Five free alternative office suites

Microsoft is set to unveil its own free Office suite as the competition catches up.

They're the workhorses of modern applications, the ones you couldn't get through your day without. But do we really still need to pay for office productivity suites?

Buying Word, Powerpoint and Excel from Microsoft still costs rather a lot - it's currently around 270 on Amazon.com for the standard version.

But you don't need to pay out, as there are free alternatives. And the competition must be worrying the Redmond giant, as it's set to release its own free, web-based apps alongside Office 2010 next year. (Click here for our review of the technical preview of the web-based Office.)

However, they've got some solid competition. Google Docs will see 30 to 50 updates over the next year, according to president of Google's enterprise division Dave Girouard, who claimed the tweaks will mean businesses can "get rid of Office if they chose to."
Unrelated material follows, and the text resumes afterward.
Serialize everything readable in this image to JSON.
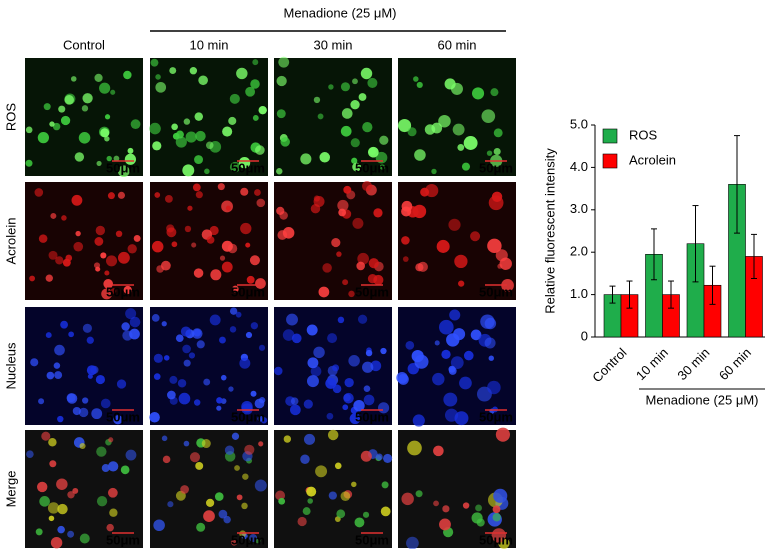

It's not just a Google vs Microsoft battle either. Here are our picks for five alternatives web based and otherwise to paying out for an office suite.

Google Docs

Google Docs

To start, there's web-based Google Docs. It offers a spreadsheet, word processor and presentation software, all free of charge.

However, there are some security issues. Everything is saved on Google's servers, which might not bother you, but data has been leaked before. As it's web-hosted, access could be a problem if the system fails which it has for Gmail.

On the upside, Google Docs are accessible from mobile handsets and thanks to Google Gears can now even be used offline.

Google Docs' biggest selling point price aside is collaboration. Documents are easily shared, and can be we worked on at the same time by users, with changes reflected in real time. In addition, your documents are available on any PC with internet access.

Google Docs are already in use by one in five businesses. Though that's presumably in addition to other office suites.

Open Office

OpenOffice.org

This is Microsoft's biggest competition, though it might not be reflected in user numbers. While OpenOffice.org 3 just saw its 100,000,000th download, it has about 13 to 14 per cent of market share on Windows desktops, with Office holding 95 per cent. Obviously some are using both.

Technically called OpenOffice.org for patent reasons the suite was developed off the back of StarOffice, bought by Sun Microsystems in 1999. So it's been around for a while, to say the least.